バスの自動運転技術で、ドライバーが急に具合が悪くなった時に、運転支援によって左側に寄せて安全に停止するというものがあります。レベル3の車でも、最低ラインとして、安全に止めるまでは車が対応でき、その後の操作を運転者(乗員)に行ってもらうというようなシステム安全性設計が求められると思います。

 

機械に対する期待値を下げる

自動運転車は「うちのオトーサンより運転が上手」と褒められましたが、ひとたび運転を任せたとたん、オカーサンの期待はジャンプして「機械だから完全にできるはず」となります。
自動運転 実験車で前方のトラックの白い塗装の反射でカメラ認識ができなくなり衝突するという事故がありましたが、運転が上手なドライバーでもどのくらいの割合で事故回避できたでしょうか?
高性能のカメラで認識できないことを認識して、瞬時に回避操作をすることを求められているわけです。

 

期待値を下げるための設計(及び営業)課題:

  • 対応可能レベルの明確化と周知

衝突回避自動ブレーキ技術が市場導入された際にも、当初はぶつかることが無いという過剰信頼が発生してしまいました。そこで「この装置は運転支援するものであり、対応できない場合もあるので注意が必要です」というようにユーザの意識を変える活動も展開されました。

 

危険状態に近いことの認知

トラクション(駆動)、ブレーキ(制動)及び車体姿勢の統合制御技術により、走行路面において左右で摩擦係数の異なるスプリットμ(右側左側でタイヤの滑り方が違う)に対応できるようになった時の話です。

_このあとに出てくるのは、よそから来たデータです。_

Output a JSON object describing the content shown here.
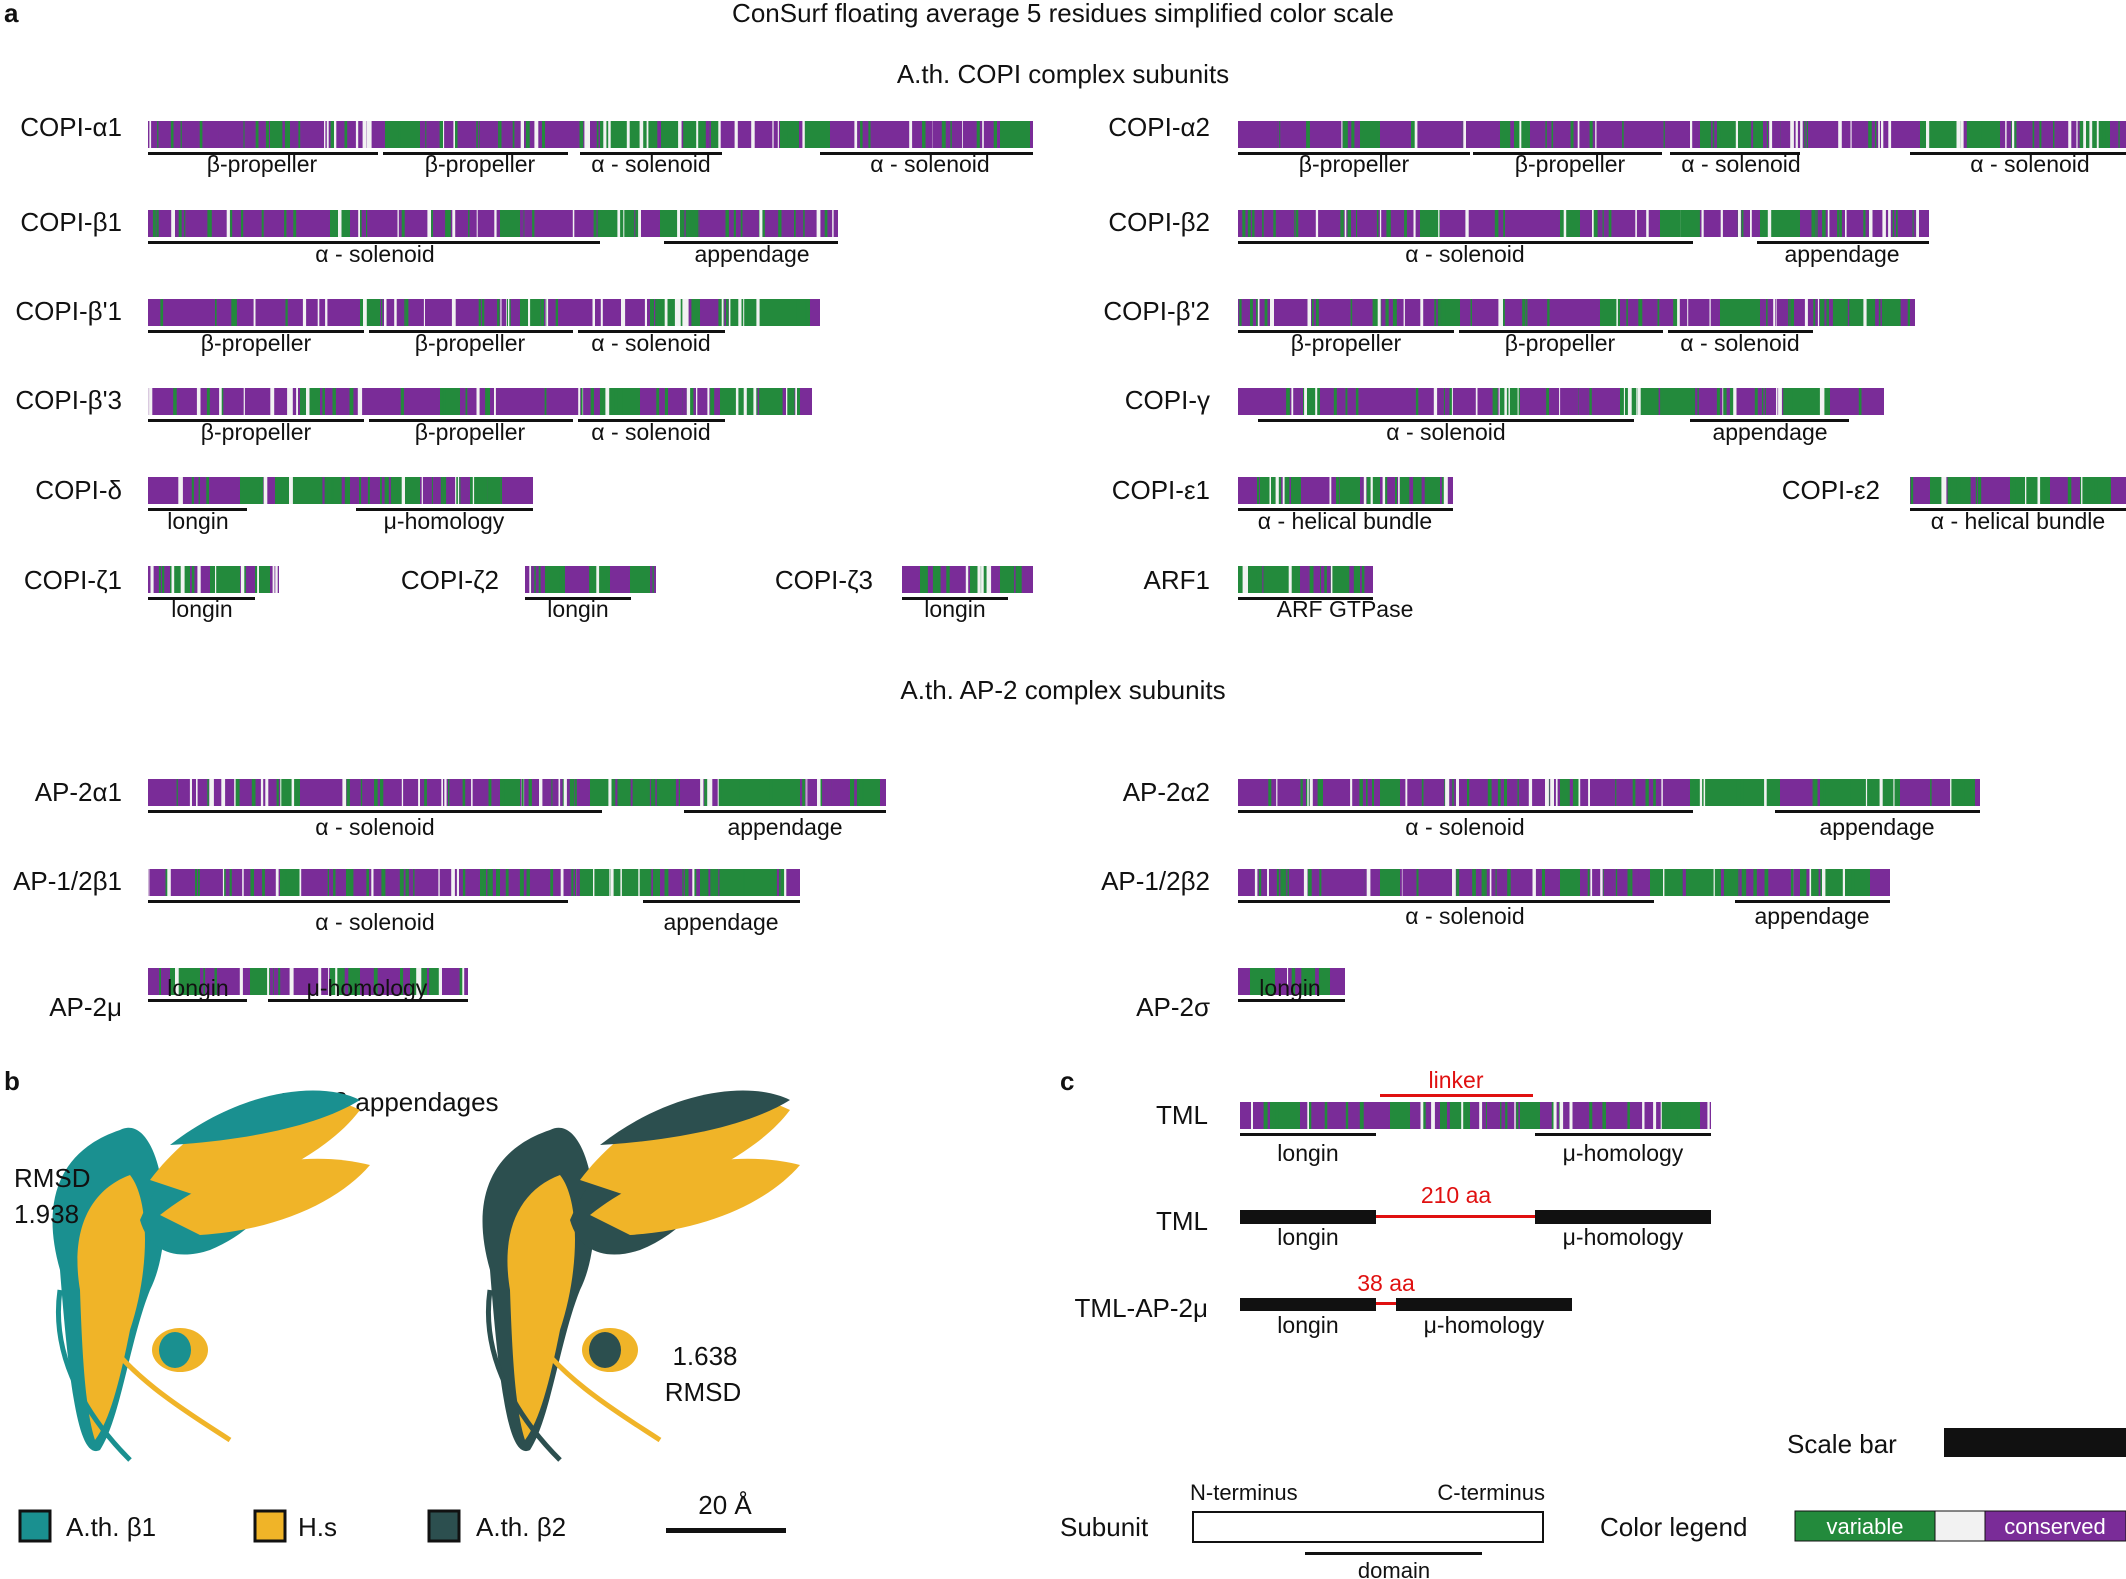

制御技術で対応できるレベルには限界があり、その限界をまたがなければならない場合があります。
例えばスプリットμが次第に大きくなり危険な状態に近づいているとき、制御が無い場合にドライバーは滑りを感じたり、車の姿勢変化によって限界に近いことを認知できるため、心の準備や適切な対処が可能です。
しかし、制御がある場合は、自分の運転技術が優れているという誤解も含めて、危険状態に近いことを認知できません。
これは制御システムの安全対策で行ったセンサの二重化で一つが故障した場合でも同様です。
見かけは全く正常ですが、危険のため二重化が必要だったものが一つになった状態は危険の一歩手前です。

 

危険状態の認知に関する設計課題:

  • 危険状態を通知するケースの設定と通知方法

 

ロボット運転手又はロボットCA?

上述の運転者の機能で3(緊急対応)、4(事故対応)に関して、自動運転設計課題としては以下があります。
 

緊急対応や事項対応に関する設計課題:

  • GセンサやAIなどを用いて、通常の走行時の振動と地震時の振動を判別して対応するか
  • 事故時には、外部サービスネットワークと乗員とのインターフェィス機能を行うか

 
 
それでは最後に、6.の「同乗者の対応をする」についてはどうでしょうか?
乗員の状況観察と外部への通報は自動運転車で技術的に可能になると思いますが、その次の対応として人間ならできる現場緊急対処は、自動運転車ではできないこともあります。

ロボット運転手またはロボットCA(キャビンアテンダント)が必要?・・・これには、技術とコストそしてスペースが課題となりますね。
オプション設定で対応? 現場緊急対処はあきらめる?
登山のように、原則自動運転車には一人で乗車することは不可とする?
 

同乗者対応に関する設計課題:

  • 乗員に対する緊急現場対処サービスのコンセプト設計

自動運転をサポートするロボット
 
 
技術レベルがどれだけ高度になっても、設計課題とは尽きることがないものですね。